Alerté par le bruit, Gribouille s'approcha lentement de son maître, étonné de le trouver à même le sol.
- Gribouille... Geint Unster en levant une main tremblante vers son chat.
Intelligente, la petite bête comprit que son maître voulait, devait, lui faire un câlin. Docilement, il s'approcha et donna un petit coup de tête sur la paume de la main ouverte qui était tendu vers lui, pour signifier qu'il lui accordait le droit de le câliner. Le youtubeur ne se le fit pas dire deux fois et, sanglotant toujours un peu, il se pencha en avant et saisit le chat pour le poser sur ses genoux et le caresser.
- J'ai mal, Gribouille...
Le chat ne lui accorda ni un regard ni un miaulement, se contentant de profiter du glissement des doigts de son maître dans son pelage noir et soyeux. Il se mit à ronronner, d'abord doucement puis de plus en plus fort, sans savoir que ce doux bruit permettait au cœur de celui qui s'occupait de lui de s'apaiser.
Unster soupira, séchant distraitement ses larmes tout en continuant de câliner son animal.
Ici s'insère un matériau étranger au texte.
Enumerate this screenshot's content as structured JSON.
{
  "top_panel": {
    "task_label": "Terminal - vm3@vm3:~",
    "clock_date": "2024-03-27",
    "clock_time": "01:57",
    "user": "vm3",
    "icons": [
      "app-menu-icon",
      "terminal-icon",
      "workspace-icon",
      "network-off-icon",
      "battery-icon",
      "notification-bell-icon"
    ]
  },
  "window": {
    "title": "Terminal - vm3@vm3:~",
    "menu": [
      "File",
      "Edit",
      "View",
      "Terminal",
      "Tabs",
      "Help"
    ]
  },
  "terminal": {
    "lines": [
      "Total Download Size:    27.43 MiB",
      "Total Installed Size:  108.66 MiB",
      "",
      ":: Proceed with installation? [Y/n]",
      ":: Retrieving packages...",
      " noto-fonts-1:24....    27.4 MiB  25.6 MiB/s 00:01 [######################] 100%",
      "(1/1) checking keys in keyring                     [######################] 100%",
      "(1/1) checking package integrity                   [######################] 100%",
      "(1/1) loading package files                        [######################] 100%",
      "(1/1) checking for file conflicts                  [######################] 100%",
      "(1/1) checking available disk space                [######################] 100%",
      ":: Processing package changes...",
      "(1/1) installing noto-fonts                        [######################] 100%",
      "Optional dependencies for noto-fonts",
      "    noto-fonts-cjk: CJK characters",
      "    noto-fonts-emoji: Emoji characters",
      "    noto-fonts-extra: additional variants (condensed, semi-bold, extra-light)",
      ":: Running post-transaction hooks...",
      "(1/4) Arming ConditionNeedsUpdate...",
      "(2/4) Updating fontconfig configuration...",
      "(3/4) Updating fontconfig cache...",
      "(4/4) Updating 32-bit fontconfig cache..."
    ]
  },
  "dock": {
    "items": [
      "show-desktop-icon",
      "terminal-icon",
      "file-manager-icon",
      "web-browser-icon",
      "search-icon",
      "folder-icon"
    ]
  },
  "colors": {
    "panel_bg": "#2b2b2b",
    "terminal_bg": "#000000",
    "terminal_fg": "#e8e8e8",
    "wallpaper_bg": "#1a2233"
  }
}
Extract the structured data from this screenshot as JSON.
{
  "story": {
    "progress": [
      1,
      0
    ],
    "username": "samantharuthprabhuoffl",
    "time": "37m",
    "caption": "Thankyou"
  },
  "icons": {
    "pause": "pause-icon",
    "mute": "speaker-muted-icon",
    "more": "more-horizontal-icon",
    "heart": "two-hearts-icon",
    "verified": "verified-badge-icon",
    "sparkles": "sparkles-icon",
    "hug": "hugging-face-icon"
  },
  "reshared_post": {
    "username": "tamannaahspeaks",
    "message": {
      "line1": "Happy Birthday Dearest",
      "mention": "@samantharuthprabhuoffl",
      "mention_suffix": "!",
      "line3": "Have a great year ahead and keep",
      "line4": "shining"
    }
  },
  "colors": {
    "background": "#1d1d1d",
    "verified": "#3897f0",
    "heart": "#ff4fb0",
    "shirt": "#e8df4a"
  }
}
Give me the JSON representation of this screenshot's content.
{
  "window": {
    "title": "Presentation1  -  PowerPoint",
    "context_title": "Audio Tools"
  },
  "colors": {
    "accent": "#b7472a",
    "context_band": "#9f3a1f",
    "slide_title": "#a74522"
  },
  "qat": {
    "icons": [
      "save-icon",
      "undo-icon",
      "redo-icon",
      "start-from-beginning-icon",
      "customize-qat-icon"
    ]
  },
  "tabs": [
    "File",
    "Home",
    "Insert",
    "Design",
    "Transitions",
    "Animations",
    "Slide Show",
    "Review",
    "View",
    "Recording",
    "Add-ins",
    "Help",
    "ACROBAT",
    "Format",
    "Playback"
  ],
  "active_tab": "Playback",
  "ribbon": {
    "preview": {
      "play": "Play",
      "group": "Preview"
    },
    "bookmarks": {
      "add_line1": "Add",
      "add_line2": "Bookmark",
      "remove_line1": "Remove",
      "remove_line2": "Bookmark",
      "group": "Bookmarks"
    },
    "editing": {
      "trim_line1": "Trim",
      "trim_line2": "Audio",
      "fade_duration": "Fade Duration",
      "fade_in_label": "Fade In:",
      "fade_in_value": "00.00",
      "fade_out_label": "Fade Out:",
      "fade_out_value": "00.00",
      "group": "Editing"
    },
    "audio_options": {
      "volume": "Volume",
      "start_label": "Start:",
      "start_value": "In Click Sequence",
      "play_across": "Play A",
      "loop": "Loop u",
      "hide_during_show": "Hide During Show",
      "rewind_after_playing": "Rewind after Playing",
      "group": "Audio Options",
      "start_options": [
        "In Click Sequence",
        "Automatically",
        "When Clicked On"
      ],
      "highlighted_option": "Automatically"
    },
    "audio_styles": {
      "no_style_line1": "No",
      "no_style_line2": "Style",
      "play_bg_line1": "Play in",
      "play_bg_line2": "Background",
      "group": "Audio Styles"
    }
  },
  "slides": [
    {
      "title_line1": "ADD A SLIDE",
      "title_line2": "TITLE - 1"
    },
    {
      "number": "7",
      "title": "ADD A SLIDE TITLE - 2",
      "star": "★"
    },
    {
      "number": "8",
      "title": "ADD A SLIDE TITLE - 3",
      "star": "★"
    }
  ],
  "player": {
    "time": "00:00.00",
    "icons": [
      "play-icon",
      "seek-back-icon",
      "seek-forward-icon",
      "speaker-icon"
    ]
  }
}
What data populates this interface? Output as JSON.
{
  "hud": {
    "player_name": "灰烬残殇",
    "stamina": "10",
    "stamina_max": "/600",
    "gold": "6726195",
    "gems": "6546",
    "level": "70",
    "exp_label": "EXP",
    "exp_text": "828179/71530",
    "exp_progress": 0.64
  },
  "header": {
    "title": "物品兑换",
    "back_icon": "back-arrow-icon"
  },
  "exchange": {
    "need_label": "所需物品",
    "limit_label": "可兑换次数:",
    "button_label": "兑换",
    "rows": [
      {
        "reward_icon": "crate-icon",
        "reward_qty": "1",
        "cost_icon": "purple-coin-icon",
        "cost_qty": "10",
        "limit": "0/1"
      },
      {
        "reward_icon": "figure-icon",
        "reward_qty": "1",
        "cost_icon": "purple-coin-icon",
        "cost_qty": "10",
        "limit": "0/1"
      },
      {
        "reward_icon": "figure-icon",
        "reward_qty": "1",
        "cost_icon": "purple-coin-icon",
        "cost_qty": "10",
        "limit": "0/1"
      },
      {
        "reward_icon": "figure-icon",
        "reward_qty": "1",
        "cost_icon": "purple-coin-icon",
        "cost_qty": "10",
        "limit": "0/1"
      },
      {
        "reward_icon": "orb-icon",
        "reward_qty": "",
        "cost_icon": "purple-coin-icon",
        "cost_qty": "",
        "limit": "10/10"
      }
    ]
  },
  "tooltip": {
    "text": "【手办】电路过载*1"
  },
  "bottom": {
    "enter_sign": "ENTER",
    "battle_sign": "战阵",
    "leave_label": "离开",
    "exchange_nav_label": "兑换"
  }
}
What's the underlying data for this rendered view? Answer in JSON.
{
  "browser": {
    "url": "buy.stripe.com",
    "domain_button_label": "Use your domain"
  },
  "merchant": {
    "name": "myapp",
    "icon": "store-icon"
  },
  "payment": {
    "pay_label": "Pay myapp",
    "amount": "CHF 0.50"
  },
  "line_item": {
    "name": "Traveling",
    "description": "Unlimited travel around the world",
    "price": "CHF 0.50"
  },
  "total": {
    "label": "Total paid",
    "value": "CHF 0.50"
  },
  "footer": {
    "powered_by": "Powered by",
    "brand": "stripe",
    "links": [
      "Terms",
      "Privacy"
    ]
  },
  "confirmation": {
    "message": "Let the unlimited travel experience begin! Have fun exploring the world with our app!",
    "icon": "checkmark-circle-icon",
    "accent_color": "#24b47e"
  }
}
Son cœur venait d'être brisé, aussi con que ça pouvait paraître dit comme ça, c'était ce qu'il s'était passé. Mais... Et alors ?
Est-ce que c'était la première fois ? Non. Ça allait passer, comme toujours. Ça allait être plus dur, parce qu'NT était un ami qu'il côtoyait très souvent, mais ça allait quand même passer.
- J'y ai vraiment cru, tu sais, Gribouille ? Pendant quelques heures, j'y ai cru... J'ai rêvé, j'ai... J'ai espéré que je pouvais avoir un peu plus de bonheur... Mais non. Mais c'est pas grave. J'ai pas besoin de plus de bonheur, de toute façon... J'ai pas besoin de plus... J'ai pas besoin...
J'ai pas besoin de lui. Un jour, il arriverait à le dire à voix haute. Un jour, ses sentiments seront passés et il pourra crier qu'il n'avait pas besoin d'NT. Car un jour, ce sera vrai.
Il n'a pas besoin d'une histoire d'amour non-réciproque.